Is “the development of large-scale genome sequencing” a technical challenge? Of course it is. But science requires people who understand that to fundamentally change any field, you need to dramatically change the means and the scale by which data are collected and analyzed. Having been trained originally as a marine biologist, I find Josh’s description of Lubchenco (who is a “pure scientist” apparently) both odd and selling her short. In historical context, one of Lubchenco’s seminal contributions-perhaps her most important contribution to her field-was her recognition that experimental laboratory rigor-methodological rigor, in particular-could and must be used ‘out there’, outside of the lab. The only way we could begin to get a handle on ecological processes was if we had the methodologies (that is, technologies) to then apply to theoretical questions. And it goes without saying (or should anyway) that new methods transform fields by destroying old theoretical frameworks and requiring new ones.
Some of the genomics work I do (with many others) illustrates this. As I’ve mentioned before, I work on the human microbiome project. Because of the technical rigor that we and other major sequencing centers have brought to 16S rRNA characterization of microbial communities (really for the first time in the field’s relatively short history), we are now generating large datasets that will change how we analyze and understand microbial communities. Many of the assumptions made by microbial community ecologists in dealing with these data are inadequate, and were only found to be so because of the technical rigor and scale of the resources brought to bear.
That leads me to my next peeve, which is the claim that “scientists in other fields are dubious about regarding medical researchers as being engaged in the same sort of enterprise as a theoretical physicist or a landscape ecologist.” To use the above example, we can’t even do quality control (i.e., are we doing a good job of sequencing?) without doing rigorous community ecology (which is how we stumbled across the realization that many of the methods are bunk).
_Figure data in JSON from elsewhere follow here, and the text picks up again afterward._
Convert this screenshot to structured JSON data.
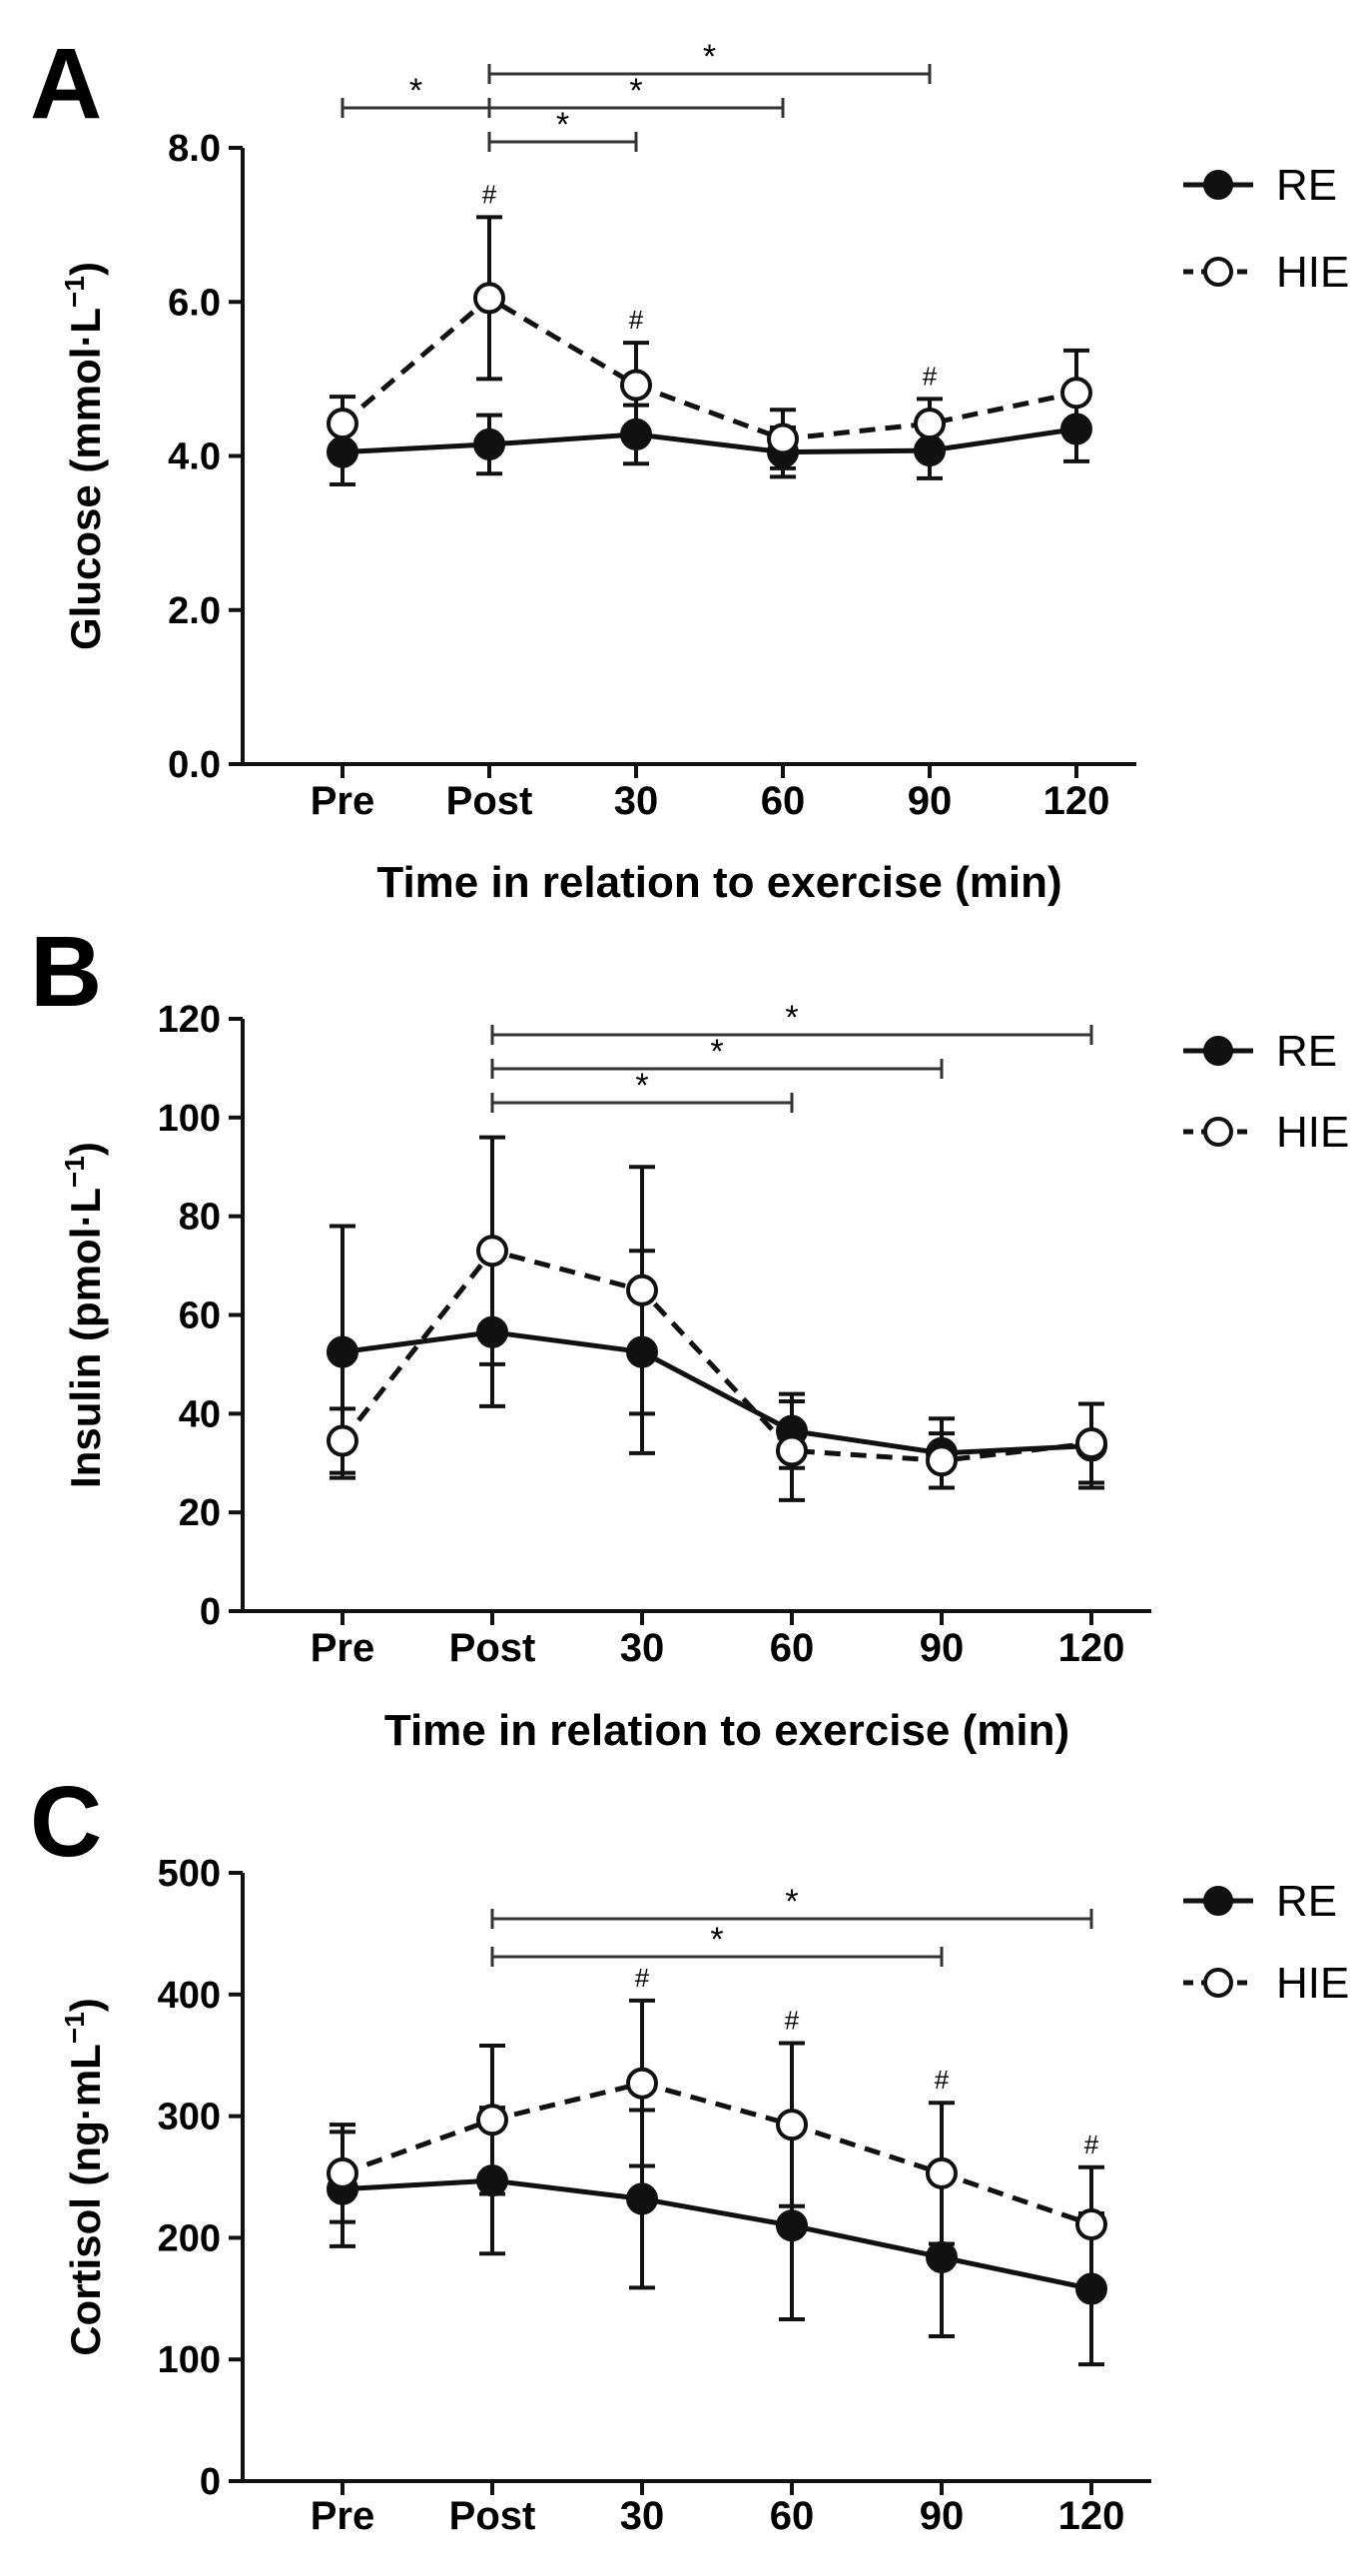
{
  "chart_data": [
    {
      "panel": "A",
      "type": "line",
      "categories": [
        "Pre",
        "Post",
        "30",
        "60",
        "90",
        "120"
      ],
      "ylabel": "Glucose (mmol·L",
      "ylabel_sup": "−1",
      "ylabel_close": ")",
      "xlabel": "Time in relation to exercise (min)",
      "ylim": [
        0,
        8
      ],
      "yticks": [
        0,
        2,
        4,
        6,
        8
      ],
      "ytick_labels": [
        "0.0",
        "2.0",
        "4.0",
        "6.0",
        "8.0"
      ],
      "series": [
        {
          "name": "RE",
          "style": "solid-filled",
          "values": [
            4.05,
            4.15,
            4.28,
            4.05,
            4.07,
            4.35
          ],
          "err": [
            0.42,
            0.38,
            0.38,
            0.32,
            0.36,
            0.42
          ]
        },
        {
          "name": "HIE",
          "style": "dashed-open",
          "values": [
            4.42,
            6.05,
            4.92,
            4.22,
            4.42,
            4.82
          ],
          "err": [
            0.35,
            1.05,
            0.55,
            0.38,
            0.32,
            0.55
          ]
        }
      ],
      "hash_marks": [
        {
          "category": "Post",
          "value": 7.1
        },
        {
          "category": "30",
          "value": 5.47
        },
        {
          "category": "90",
          "value": 4.74
        }
      ],
      "significance_brackets": [
        {
          "from": "Pre",
          "to": "Post",
          "label": "*"
        },
        {
          "from": "Post",
          "to": "90",
          "label": "*"
        },
        {
          "from": "Post",
          "to": "60",
          "label": "*"
        },
        {
          "from": "Post",
          "to": "30",
          "label": "*"
        }
      ],
      "legend": [
        "RE",
        "HIE"
      ]
    },
    {
      "panel": "B",
      "type": "line",
      "categories": [
        "Pre",
        "Post",
        "30",
        "60",
        "90",
        "120"
      ],
      "ylabel": "Insulin (pmol·L",
      "ylabel_sup": "−1",
      "ylabel_close": ")",
      "xlabel": "Time in relation to exercise (min)",
      "ylim": [
        0,
        120
      ],
      "yticks": [
        0,
        20,
        40,
        60,
        80,
        100,
        120
      ],
      "ytick_labels": [
        "0",
        "20",
        "40",
        "60",
        "80",
        "100",
        "120"
      ],
      "series": [
        {
          "name": "RE",
          "style": "solid-filled",
          "values": [
            52.5,
            56.5,
            52.5,
            36.5,
            32.0,
            33.5
          ],
          "err": [
            25.5,
            15.0,
            20.5,
            7.5,
            7.0,
            8.5
          ]
        },
        {
          "name": "HIE",
          "style": "dashed-open",
          "values": [
            34.5,
            73.0,
            65.0,
            32.5,
            30.5,
            34.0
          ],
          "err": [
            6.5,
            23.0,
            25.0,
            10.0,
            5.5,
            8.0
          ]
        }
      ],
      "hash_marks": [],
      "significance_brackets": [
        {
          "from": "Post",
          "to": "120",
          "label": "*"
        },
        {
          "from": "Post",
          "to": "90",
          "label": "*"
        },
        {
          "from": "Post",
          "to": "60",
          "label": "*"
        }
      ],
      "legend": [
        "RE",
        "HIE"
      ]
    },
    {
      "panel": "C",
      "type": "line",
      "categories": [
        "Pre",
        "Post",
        "30",
        "60",
        "90",
        "120"
      ],
      "ylabel": "Cortisol (ng·mL",
      "ylabel_sup": "−1",
      "ylabel_close": ")",
      "xlabel": "Time in relation to exercise (min)",
      "ylim": [
        0,
        500
      ],
      "yticks": [
        0,
        100,
        200,
        300,
        400,
        500
      ],
      "ytick_labels": [
        "0",
        "100",
        "200",
        "300",
        "400",
        "500"
      ],
      "series": [
        {
          "name": "RE",
          "style": "solid-filled",
          "values": [
            240,
            247,
            232,
            210,
            184,
            158
          ],
          "err": [
            47,
            60,
            73,
            77,
            65,
            62
          ]
        },
        {
          "name": "HIE",
          "style": "dashed-open",
          "values": [
            253,
            297,
            327,
            293,
            253,
            211
          ],
          "err": [
            40,
            61,
            68,
            67,
            58,
            47
          ]
        }
      ],
      "hash_marks": [
        {
          "category": "30",
          "value": 395
        },
        {
          "category": "60",
          "value": 360
        },
        {
          "category": "90",
          "value": 311
        },
        {
          "category": "120",
          "value": 258
        }
      ],
      "significance_brackets": [
        {
          "from": "Post",
          "to": "120",
          "label": "*"
        },
        {
          "from": "Post",
          "to": "90",
          "label": "*"
        }
      ],
      "legend": [
        "RE",
        "HIE"
      ]
    }
  ]
}
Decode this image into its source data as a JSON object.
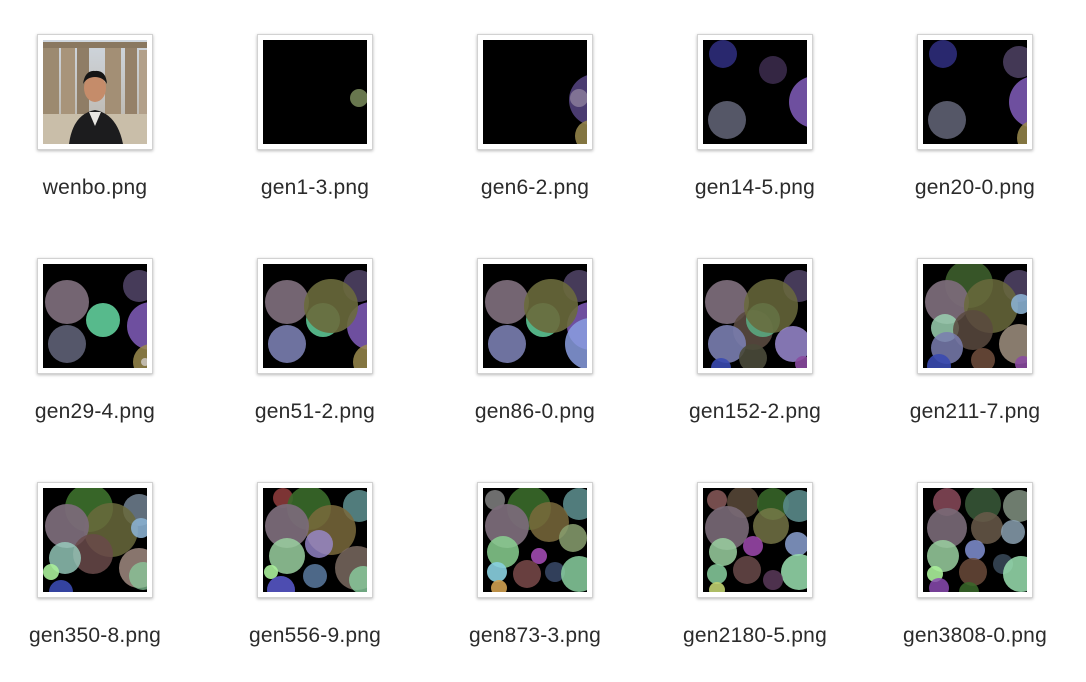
{
  "files": [
    {
      "name": "wenbo.png",
      "thumbnail": "photo"
    },
    {
      "name": "gen1-3.png",
      "thumbnail": "circles"
    },
    {
      "name": "gen6-2.png",
      "thumbnail": "circles"
    },
    {
      "name": "gen14-5.png",
      "thumbnail": "circles"
    },
    {
      "name": "gen20-0.png",
      "thumbnail": "circles"
    },
    {
      "name": "gen29-4.png",
      "thumbnail": "circles"
    },
    {
      "name": "gen51-2.png",
      "thumbnail": "circles"
    },
    {
      "name": "gen86-0.png",
      "thumbnail": "circles"
    },
    {
      "name": "gen152-2.png",
      "thumbnail": "circles"
    },
    {
      "name": "gen211-7.png",
      "thumbnail": "circles"
    },
    {
      "name": "gen350-8.png",
      "thumbnail": "circles"
    },
    {
      "name": "gen556-9.png",
      "thumbnail": "circles"
    },
    {
      "name": "gen873-3.png",
      "thumbnail": "circles"
    },
    {
      "name": "gen2180-5.png",
      "thumbnail": "circles"
    },
    {
      "name": "gen3808-0.png",
      "thumbnail": "circles"
    }
  ],
  "colors": {
    "thumbnail_background": "#000000",
    "label_text": "#2b2b2b"
  }
}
Anyone who is doing ‘applied science’ without thinking about his or her problem just as a ‘pure scientist’ would isn’t doing good applied science. And the gains we make in medical microbiology (boo! hiss!) will change how ‘pure’ microbial ecologists will use the same methods and analytical tools to assess ‘real’ microbial communities.
But what I find truly disconcerting is that Josh, who works for the leading organization that combats creationism is willing to heap disdain on medical science. As I and others have argued before, the intersection between evolution and medical progress is one of the strongest arguments to the unconvinced about the utility of evolution (without repeating a whole bunch of posts, we already have many of the intellectually curious; it’s the rest that are the hard sell). In the field of microbial population genetics, the hundreds, if not thousands of bacterial genomes, many of which will deal with medically related organisms, will-not have ‘the potential’, but will revolutionize how we understand bacterial evolution ‘out there.’ The medical benefits are a bonus (and a life-saving one at that). Likewise, many of the gains in population genetics (and genomics) tools are a result of high-throughput medically-oriented research.
Trust me, Lander will be a very good friend to ‘pure science.’